Most of it, as far as it appears to me, is a rounding problem.  It is
popular to blame the PDF viewers, but the truth is that if they are told
to draw left and right border independently, and the overall thickness
is 1.2 at position 0.4, then position 0 gets rounded down to 0, and
position 1.6 gets rounded up to 2, and we get a thickness of 2 instead
of 1.2.  Where of course a thickness of 1 would be more suitable.

The solution is to draw things of line nature with setstrokeadjust set
which does not rasterize left and right edge independently but adjusts
the rounding in order to get results that are less wrong.

Of course, if they join up with things drawn without that setting, or
having a different width but a common edge, then you might get jags at
the boundaries.  So setstrokeadjust can open a can of worms of things
that almost but not quite line up.

The solution LilyPond adapts is to avoid thinking about it and blame the
PDF viewers for closest rasterizations corresponding to what LilyPond
demands.

> Giving a Lilypond PDF to others is problematic because of this as the
> file will most likely not look good on the recipients screen and
> paper.

It is just the screen.  The paper tends to have enough resolution, even
though it would still help at 300 dpi.

> Having these bugs fixed would be a great practical gain for Lilypond
> users.

It's not a bug but a design choice.

> I propose that a test case is created that makes it easy to determine
> if a PDF viewer suffers from this problem or not.

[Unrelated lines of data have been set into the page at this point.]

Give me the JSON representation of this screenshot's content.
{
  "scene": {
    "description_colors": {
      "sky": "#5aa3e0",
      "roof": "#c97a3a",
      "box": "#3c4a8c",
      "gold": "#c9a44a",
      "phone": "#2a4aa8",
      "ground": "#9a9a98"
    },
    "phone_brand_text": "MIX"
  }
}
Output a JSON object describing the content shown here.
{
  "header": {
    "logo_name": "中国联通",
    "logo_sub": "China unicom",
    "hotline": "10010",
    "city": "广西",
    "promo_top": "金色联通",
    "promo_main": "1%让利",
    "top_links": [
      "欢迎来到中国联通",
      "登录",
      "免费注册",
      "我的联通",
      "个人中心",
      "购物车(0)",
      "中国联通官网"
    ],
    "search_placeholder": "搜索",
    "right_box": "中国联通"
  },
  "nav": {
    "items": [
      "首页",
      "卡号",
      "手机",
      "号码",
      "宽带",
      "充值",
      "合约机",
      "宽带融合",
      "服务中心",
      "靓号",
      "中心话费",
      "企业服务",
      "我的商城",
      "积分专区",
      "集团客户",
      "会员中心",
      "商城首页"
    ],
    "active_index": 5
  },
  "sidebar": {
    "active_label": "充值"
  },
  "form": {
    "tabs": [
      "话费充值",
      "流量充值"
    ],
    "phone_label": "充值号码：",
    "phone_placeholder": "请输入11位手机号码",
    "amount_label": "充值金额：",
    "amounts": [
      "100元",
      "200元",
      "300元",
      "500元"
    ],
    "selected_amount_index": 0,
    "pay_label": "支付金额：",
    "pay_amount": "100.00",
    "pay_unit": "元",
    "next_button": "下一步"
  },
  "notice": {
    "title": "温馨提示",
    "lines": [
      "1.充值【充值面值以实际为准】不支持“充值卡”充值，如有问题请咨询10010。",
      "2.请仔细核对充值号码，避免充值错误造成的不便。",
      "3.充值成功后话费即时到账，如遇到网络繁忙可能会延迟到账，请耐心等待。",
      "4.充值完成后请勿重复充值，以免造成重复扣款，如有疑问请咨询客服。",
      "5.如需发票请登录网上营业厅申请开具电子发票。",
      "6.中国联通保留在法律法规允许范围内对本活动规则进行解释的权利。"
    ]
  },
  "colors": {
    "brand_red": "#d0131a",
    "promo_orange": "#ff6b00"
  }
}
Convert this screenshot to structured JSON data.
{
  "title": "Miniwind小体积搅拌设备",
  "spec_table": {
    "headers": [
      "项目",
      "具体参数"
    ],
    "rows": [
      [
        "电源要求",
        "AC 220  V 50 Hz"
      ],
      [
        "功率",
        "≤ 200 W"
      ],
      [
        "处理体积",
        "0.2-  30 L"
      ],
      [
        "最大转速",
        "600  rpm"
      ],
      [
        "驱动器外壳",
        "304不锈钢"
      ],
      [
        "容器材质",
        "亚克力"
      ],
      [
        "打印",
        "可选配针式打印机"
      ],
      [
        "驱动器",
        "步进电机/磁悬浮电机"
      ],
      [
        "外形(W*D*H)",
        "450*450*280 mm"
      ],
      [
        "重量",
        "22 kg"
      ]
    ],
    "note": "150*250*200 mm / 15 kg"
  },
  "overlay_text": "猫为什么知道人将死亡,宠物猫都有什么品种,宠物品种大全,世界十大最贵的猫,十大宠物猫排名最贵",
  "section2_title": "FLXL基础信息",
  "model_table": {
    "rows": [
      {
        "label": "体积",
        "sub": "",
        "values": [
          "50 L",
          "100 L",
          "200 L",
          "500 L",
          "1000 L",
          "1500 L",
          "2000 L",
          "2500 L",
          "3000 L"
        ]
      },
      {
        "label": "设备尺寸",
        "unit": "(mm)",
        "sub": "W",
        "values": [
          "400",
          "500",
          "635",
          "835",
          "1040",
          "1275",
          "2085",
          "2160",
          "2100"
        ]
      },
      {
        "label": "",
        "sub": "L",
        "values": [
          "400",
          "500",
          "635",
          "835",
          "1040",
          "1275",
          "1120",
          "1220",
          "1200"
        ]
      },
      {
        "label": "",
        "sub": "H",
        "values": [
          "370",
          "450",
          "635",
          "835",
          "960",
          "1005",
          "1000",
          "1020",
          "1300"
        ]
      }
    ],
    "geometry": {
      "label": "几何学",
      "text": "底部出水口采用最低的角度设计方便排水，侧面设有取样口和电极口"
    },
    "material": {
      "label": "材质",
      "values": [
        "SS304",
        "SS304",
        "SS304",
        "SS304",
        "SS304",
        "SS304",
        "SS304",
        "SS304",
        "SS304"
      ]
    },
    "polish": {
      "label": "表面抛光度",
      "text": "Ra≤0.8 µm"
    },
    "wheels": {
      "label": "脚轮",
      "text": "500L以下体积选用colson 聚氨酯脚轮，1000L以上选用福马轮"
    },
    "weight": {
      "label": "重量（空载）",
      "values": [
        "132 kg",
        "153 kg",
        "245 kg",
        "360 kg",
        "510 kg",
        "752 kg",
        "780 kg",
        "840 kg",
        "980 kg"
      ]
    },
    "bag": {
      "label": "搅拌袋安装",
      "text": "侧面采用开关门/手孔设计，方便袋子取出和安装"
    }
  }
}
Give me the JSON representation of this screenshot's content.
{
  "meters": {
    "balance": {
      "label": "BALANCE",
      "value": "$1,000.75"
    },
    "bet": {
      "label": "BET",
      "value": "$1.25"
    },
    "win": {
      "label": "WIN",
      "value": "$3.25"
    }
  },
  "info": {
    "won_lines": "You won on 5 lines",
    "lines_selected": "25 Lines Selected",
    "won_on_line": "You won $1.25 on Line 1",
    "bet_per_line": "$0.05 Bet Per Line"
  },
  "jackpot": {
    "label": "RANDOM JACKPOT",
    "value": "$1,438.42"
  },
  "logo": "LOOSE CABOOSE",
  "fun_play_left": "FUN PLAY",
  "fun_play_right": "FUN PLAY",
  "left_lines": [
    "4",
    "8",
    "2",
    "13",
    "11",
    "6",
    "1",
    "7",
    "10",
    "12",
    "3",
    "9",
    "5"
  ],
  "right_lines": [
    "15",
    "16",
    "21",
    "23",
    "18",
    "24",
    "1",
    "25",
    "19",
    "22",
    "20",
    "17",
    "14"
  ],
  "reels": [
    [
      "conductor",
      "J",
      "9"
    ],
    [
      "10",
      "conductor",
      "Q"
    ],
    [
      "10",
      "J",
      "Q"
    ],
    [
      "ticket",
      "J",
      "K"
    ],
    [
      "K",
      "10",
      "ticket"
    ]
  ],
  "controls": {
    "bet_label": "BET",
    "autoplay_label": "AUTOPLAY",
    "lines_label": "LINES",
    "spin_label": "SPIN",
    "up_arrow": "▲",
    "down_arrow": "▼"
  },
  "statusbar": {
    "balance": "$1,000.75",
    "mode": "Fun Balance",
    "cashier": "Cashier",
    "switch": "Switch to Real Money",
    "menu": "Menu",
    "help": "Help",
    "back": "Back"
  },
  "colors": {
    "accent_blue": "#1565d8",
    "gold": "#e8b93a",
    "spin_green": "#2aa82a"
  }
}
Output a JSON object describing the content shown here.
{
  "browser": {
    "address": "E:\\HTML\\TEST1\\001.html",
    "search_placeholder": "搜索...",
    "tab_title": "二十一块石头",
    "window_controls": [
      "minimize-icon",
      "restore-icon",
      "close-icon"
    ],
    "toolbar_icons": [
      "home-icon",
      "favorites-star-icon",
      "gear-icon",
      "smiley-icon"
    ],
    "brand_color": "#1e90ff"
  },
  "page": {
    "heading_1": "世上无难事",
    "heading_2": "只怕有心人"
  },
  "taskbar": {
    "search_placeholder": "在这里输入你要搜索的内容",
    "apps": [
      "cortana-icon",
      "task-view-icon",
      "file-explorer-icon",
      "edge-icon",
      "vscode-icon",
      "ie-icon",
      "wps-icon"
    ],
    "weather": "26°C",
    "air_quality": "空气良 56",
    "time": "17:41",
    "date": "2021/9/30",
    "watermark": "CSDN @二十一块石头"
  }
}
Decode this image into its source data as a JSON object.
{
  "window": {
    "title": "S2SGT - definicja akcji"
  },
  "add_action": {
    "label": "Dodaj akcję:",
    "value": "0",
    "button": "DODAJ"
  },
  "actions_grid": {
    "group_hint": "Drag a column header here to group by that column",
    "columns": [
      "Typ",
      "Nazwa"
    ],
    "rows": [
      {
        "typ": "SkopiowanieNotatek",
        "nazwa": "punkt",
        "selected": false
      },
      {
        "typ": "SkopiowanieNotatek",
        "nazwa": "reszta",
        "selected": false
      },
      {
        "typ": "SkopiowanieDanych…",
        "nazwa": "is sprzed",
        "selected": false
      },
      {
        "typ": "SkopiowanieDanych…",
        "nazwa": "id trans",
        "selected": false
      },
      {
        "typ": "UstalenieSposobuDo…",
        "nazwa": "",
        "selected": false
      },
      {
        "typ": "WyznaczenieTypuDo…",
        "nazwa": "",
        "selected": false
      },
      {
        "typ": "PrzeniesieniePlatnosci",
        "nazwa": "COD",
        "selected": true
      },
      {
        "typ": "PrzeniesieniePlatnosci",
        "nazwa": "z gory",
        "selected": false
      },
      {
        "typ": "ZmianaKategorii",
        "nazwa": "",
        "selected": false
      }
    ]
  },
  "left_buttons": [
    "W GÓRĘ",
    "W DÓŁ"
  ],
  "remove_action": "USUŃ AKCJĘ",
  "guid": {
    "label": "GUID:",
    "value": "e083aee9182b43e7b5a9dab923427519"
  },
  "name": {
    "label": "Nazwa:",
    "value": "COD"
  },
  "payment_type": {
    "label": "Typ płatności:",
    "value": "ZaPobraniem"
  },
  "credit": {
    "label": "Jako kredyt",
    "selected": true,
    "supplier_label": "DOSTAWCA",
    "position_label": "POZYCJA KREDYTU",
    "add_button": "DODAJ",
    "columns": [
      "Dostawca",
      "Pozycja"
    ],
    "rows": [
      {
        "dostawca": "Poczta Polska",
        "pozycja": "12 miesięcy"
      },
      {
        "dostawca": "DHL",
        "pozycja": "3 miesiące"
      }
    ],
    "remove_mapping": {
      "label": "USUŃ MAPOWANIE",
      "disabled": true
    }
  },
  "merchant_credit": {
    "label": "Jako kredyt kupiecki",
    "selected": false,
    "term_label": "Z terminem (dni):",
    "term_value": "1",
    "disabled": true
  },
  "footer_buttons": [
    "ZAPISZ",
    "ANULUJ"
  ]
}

They all do.  It gets ameliorated if the PDF viewer renders at higher
resolution and then uses antialiasing to boil this down.

> Preferably, this test case should exaggerate the effect of the
> rendering bug greatly. We could then file bugs with the PDF viewers in
> question and push for having the situation corrected.

There is nothing to be corrected in the PDF viewers.  The only thing
that would help there is a higher rendering resolution in connection
with antialiasing.  That is not specific to LilyPond.